710: Sorting Through the County Historiography

I finally got the chance to browse through Susie Blaylock McDaniel’s Official History of Catoosa County Georgia, 1853-1953.  Unfortunately, the book is not giving me much insight into the slave history of Catoosa County. Published for the first time in 1957, the book lacks significant scholarship over the last sixty years. What little information is in the book, is wrapped in the old Lost Cause narrative. Take for example McDaniels dedication to “[Catoosa’s] Colored Citizens,”: 

These people [colored citizens] deserve mention among our citizenry. The muscles of the slaves of the pre-Civil War days hewed down the massive forest trees that covered the country and put our fields into cultivation. They continued to do the hard labor on the farms until freed.

There is nothing in history to compare with the faithfulness of the Negroes during the Civil War. While their masters left home and went away to fight to keep them in bondage, they stayed at home, worked the plantations, cared for the women and children, and proved faithful to the trust imposed in them by their owners. There is not one instance of a slave proving himself a danger to the white women and children left in his care. In one night, if they had organized and started on a campaign of murder and arson, they could have stopped the war and brought the men home to care for their families. But they did nothing of this sort. All honor to them for this faithfulness! This proves that much of the excitement of the north about the mistreatment of the Negroes by the whites was unfounded.

This short snippet reminds me of the “loyal slave narrative” mentioned often over at Kevin Levin’s Civil War Memory blog.

3 thoughts on “710: Sorting Through the County Historiography

  1. But this line,

    While their masters left home and went away to fight to keep them in bondage. . . .

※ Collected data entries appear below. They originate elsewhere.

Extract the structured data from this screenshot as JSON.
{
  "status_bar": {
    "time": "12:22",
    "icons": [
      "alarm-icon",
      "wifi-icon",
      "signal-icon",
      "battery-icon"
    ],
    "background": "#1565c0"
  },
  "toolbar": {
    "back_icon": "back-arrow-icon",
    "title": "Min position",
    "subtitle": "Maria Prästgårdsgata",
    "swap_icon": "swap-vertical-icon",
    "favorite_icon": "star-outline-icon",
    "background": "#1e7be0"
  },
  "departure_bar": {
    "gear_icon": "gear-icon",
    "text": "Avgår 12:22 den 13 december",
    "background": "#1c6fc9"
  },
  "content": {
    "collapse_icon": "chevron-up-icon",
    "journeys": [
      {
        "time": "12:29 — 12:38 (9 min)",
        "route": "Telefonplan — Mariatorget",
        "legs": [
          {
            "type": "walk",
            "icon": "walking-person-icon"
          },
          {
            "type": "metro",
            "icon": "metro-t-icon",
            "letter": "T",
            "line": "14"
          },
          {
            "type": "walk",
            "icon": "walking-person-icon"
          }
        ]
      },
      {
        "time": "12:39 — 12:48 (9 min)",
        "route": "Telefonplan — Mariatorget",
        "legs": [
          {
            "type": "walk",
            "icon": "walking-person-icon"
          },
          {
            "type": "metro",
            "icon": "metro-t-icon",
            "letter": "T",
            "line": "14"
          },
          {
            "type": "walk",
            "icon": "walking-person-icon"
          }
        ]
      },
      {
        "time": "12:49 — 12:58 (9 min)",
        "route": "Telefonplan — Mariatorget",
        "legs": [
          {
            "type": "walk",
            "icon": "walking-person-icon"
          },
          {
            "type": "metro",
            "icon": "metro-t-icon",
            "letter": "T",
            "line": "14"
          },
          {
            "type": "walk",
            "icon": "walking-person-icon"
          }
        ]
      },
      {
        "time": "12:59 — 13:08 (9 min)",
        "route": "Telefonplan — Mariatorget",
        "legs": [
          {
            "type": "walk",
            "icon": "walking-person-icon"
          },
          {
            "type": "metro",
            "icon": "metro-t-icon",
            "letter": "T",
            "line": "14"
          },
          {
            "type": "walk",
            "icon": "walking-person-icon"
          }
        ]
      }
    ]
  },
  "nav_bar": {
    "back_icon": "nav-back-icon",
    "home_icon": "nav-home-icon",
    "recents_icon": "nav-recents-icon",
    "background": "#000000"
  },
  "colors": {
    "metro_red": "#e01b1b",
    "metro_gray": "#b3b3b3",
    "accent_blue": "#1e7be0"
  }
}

    seems very modern and completely out of line with the rest.

    1. I thought the same thing. It made me wonder if the author said it ironically. What going to be interesting is trying to define slavery in this Appalachian economy which has a railroad connection to the deep south economy.

  2. There is a four county history here for Knox, Lewis, Scotland, and Clark counties. It is often used as the go to history of the counties for anything before 1900. The Civil War sections for each county were written by different people because the style of writing is different as is the interpretation. The two counties are in the northeast part of Missouri bordering Iowa and Illinois. I do not see the outright lost cause narrative written into them, but the tone in some places indicates its existence.

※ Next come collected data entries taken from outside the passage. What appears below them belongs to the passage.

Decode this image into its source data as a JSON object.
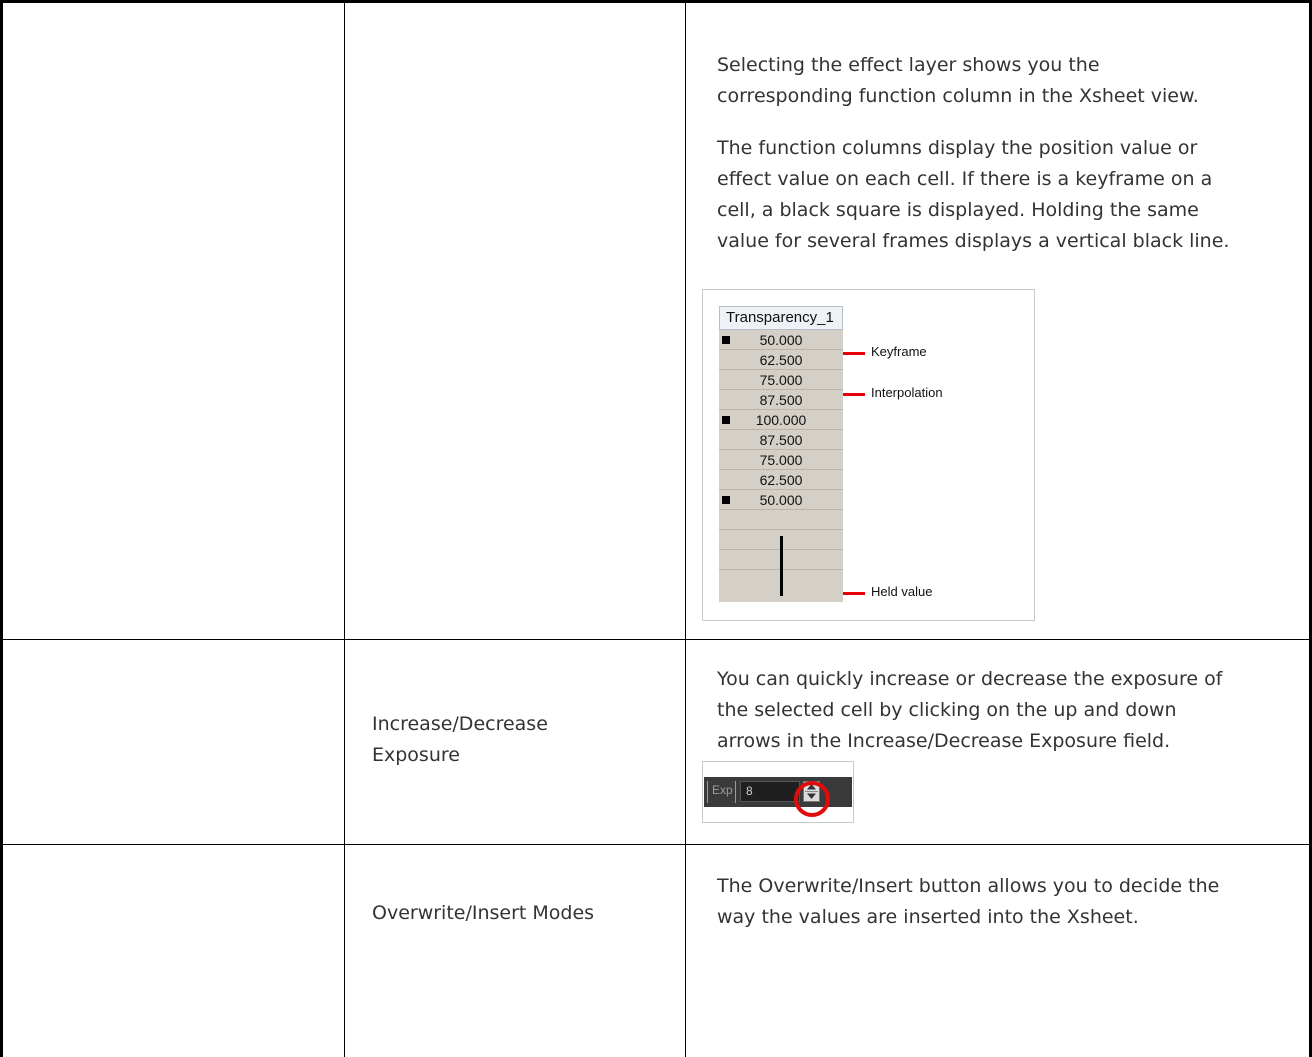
{
  "rows": [
    {
      "label": "",
      "paragraphs": [
        [
          "Selecting the effect layer shows you the",
          "corresponding function column in the Xsheet view."
        ],
        [
          "The function columns display the position value or",
          "effect value on each cell. If there is a keyframe on a",
          "cell, a black square is displayed. Holding the same",
          "value for several frames displays a vertical black line."
        ]
      ],
      "figure": {
        "header": "Transparency_1",
        "cells": [
          {
            "value": "50.000",
            "keyframe": true
          },
          {
            "value": "62.500",
            "keyframe": false
          },
          {
            "value": "75.000",
            "keyframe": false
          },
          {
            "value": "87.500",
            "keyframe": false
          },
          {
            "value": "100.000",
            "keyframe": true
          },
          {
            "value": "87.500",
            "keyframe": false
          },
          {
            "value": "75.000",
            "keyframe": false
          },
          {
            "value": "62.500",
            "keyframe": false
          },
          {
            "value": "50.000",
            "keyframe": true
          },
          {
            "value": "",
            "keyframe": false
          },
          {
            "value": "",
            "keyframe": false
          },
          {
            "value": "",
            "keyframe": false
          }
        ],
        "callouts": [
          "Keyframe",
          "Interpolation",
          "Held value"
        ]
      }
    },
    {
      "label": [
        "Increase/Decrease",
        "Exposure"
      ],
      "paragraphs": [
        [
          "You can quickly increase or decrease the exposure of",
          "the selected cell by clicking on the up and down",
          "arrows in the Increase/Decrease Exposure field."
        ]
      ],
      "figure": {
        "field_label": "Exp",
        "field_value": "8",
        "highlight_color": "#e10b0b"
      }
    },
    {
      "label": "Overwrite/Insert Modes",
      "paragraphs": [
        [
          "The Overwrite/Insert button allows you to decide the",
          "way the values are inserted into the Xsheet."
        ]
      ]
    }
  ]
}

    What I like about the Lewis County section is that it talks about a convention that was held in one of the river towns along the Mississippi. Representatives from the county came to it, but only the ones that wanted to support the idea of secession. So another convention was held at the river town to the north of the other one. There, they opposed secession. The author pointed out that the anti-secession group took pains to ignore the issue of slavery as to not inflame their neighbors while the secession group’s speeches were all about the dangers to slavery posed by the incoming Lincoln administration.

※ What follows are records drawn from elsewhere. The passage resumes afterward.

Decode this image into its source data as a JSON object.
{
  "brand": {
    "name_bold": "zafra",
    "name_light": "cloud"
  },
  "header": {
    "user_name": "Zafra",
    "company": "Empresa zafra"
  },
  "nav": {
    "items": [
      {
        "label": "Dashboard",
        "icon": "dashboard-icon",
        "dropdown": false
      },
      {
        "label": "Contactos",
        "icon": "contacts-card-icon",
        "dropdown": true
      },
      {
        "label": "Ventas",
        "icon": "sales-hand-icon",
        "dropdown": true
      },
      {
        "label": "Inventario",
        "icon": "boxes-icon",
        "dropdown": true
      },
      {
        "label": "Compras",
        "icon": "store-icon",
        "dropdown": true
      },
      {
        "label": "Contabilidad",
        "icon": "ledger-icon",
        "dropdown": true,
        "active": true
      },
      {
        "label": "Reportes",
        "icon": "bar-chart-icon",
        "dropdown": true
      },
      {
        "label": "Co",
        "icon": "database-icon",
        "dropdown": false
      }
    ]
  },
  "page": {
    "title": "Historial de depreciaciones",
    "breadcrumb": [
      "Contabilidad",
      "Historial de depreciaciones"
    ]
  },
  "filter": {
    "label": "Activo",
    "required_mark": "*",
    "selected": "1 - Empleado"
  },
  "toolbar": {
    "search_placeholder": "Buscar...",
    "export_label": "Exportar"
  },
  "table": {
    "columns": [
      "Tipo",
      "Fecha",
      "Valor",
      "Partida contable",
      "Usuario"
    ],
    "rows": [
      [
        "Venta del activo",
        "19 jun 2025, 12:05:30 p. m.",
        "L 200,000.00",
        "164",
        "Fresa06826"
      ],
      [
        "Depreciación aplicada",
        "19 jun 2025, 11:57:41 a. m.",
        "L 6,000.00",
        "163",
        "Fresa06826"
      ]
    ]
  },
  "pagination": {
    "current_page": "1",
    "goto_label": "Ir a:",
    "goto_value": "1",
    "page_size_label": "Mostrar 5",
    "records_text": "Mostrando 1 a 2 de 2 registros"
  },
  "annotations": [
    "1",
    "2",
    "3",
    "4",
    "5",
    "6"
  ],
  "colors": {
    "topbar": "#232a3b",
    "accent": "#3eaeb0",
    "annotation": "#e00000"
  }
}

    This is a topic that I find very interesting. Once I finish this doctorate next year I plan to do some work on those conventions because the people involved in them began to arm themselves after they were over. They met in a battle at Athens, MO on August 5th, 1861 where the Missouri Home Guard (Union) routed the Missouri State Guardsmen (CSA). It is worth noting that the Home Guard was outnumbered by more than 6-1 odds.